The Domination of the Trade Dollar has Become an Economic Drag.
The dominance of the U.S. dollar as the facto trading currency has grown beyond its competence. While it facilitates private transactions, it is fracturing national economies. Developing and emerging countries that are forced to borrow in dollar denominated debt by credit markets are then at the mercy of currency devaluations and market volatility. Argentina, Turkey and Ukraine are clear examples of this.
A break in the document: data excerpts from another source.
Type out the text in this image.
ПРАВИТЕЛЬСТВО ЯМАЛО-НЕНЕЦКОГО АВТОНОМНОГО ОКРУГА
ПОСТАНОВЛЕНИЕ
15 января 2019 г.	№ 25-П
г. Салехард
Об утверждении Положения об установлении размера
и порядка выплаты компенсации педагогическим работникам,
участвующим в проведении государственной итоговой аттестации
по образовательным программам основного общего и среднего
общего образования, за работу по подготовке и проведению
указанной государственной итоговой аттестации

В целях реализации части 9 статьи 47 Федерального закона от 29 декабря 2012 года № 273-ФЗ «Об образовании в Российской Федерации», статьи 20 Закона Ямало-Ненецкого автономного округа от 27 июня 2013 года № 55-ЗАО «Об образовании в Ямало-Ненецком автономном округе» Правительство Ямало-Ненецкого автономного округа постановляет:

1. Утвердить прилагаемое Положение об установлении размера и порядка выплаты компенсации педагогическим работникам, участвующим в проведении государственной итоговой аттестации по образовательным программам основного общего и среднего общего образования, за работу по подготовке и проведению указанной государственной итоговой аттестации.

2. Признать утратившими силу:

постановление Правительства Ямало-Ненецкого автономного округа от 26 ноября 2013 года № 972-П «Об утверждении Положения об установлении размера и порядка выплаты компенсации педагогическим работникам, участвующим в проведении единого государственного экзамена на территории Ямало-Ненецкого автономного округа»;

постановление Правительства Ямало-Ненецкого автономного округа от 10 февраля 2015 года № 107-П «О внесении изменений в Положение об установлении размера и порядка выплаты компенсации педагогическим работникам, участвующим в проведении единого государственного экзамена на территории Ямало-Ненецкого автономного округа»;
Technology Is Changing our World and its Future
Technology will be responsible for eliminating between 1/3 and 1/2 of existing jobs in the next 12 years. Given the magnitude of these numbers, people should expect political, economic and cultural changes in line with the Industrial Revolution.
Conclusion
Looking back at the Global Financial Crisis 10 years on, it is tempting to try to explain it in terms of greed and lax regulations, but it is probably more useful to start thinking of it as part of a pattern of increasingly frequent financial crises. These crises have become the norm rather than the exception. There are many drivers of this new reality and some have been mentioned above, but they are by no means exhaustive. Just like global warming, there are many variables which contribute to the phenomenon. The question, at this point is, what is the best approach to deal with an enigma with no seeming endgame. Some say “faith” in the free market will solve everything, while others point to pragmatic planning and action. Given what we’ve seen in history, the answer seems closer to the latter.
This is not to say the future is bleak. To the contrary, the future will be influenced by what we do, but that does not include clinging to old approaches in the hopes they will solve our new challenges.
Einar Tangen is a political and economic affairs commentator, author and columnist.